Plus de légumes et moins de viandes au kilo pour les grillades? Et pourquoi pas une bonne salade composée, bien fraîche, après une chaude journée, plutôt que des plats en sauce? D’où vient cet aliment? Du Canada? De plus loin? Dès lors, dois-je privilégier la nourriture fraîche locale? Donc au détriment d’une certaine variété? Et si oui, pourquoi ne pas m’abonner à un panier bio? Sinon, si je vais au supermarché, n’est-ce pas mieux de prendre mes fruits en vrac plutôt que sous plastique, afin de moins contribuer à la pollution de nos océans?
Cependant, une information récente est passée sous le radar ou presque. Une nouvelle qui changera le contenu de nos assiettes dans les décennies à venir. Entre le sommet du G7 super sécurisé, au coût de près de 1 milliard de dollars, et la coupe du monde, au coût de 1,5 milliard, une autre grosse transaction aux chiffres vertigineux a eu lieu. Il s’agit du rachat du groupe Monsanto par le groupe Bayer pour le modique somme de 63 milliards. Vous me rétorquerez : « OK, une grosse entreprise en rachète une autre, et alors? ». Attention, la nature des activités de ces deux grands groupes, n’est pas anodine.
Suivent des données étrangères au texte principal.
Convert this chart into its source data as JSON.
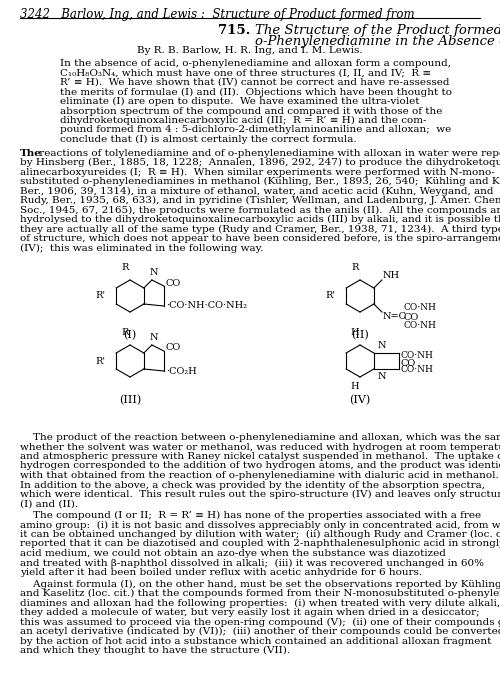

SI l’étiquette Monsanto disparait, elle qui est mondialement connue pour ses scandales environnementaux et humains, ses produits, eux, restent bel et bien les mêmes : Delkab (semences de maïs et de colza), Ruiter (semences potagères) ou Round up (herbicide au glyphosate). Or, si l’on convient, comme le patron de Bayer, Werner Baumann, que « nourrir une population mondiale croissante est un défi à long terme » (10 milliards d’êtres humains d’ici 2050), je vois mal comment réunir l’approvisionnement de cette même population entre un nombre de mains réduit peut s’avérer une bonne nouvelle!
En effet, moins de concurrence signifie un risque accru sur les prix et la qualité des produits au niveau qui convient aux quelques acteurs de ce secteur : Bayer, Syngenta (racheté par ChemChina), Dow Chemical-DuPont (fusionnés en 2017) et BASF; ces derniers négociant pour associer leurs activités autour des engrais, des herbicides et autres pesticides, alors que Bayer a cédé à BASF une partie de ses activités pour calmer les autorités de la concurrence. Pensez que ces quatre groupes contrôlent 60 % du commerce des semences, la quasi-totalité des OGM et la majorité des brevets sur les plantes, sans compter les nombreux produits phytosanitaires qui leur correspondent?
Tous travaillent dans des secteurs, comme la « biotechnologie des plantes », où la recherche et le développement sont cruciaux, réclament des investissements massifs, mais où les bénéfices sont assurés : la nécessité vitale de manger ne risque pas de disparaitre! Alors, ne nous voilons pas la face : cette dérive du système capitaliste vers des situations d’oligopole, voire de monopole, est dramatique pour l’avenir de l’humanité tout entière.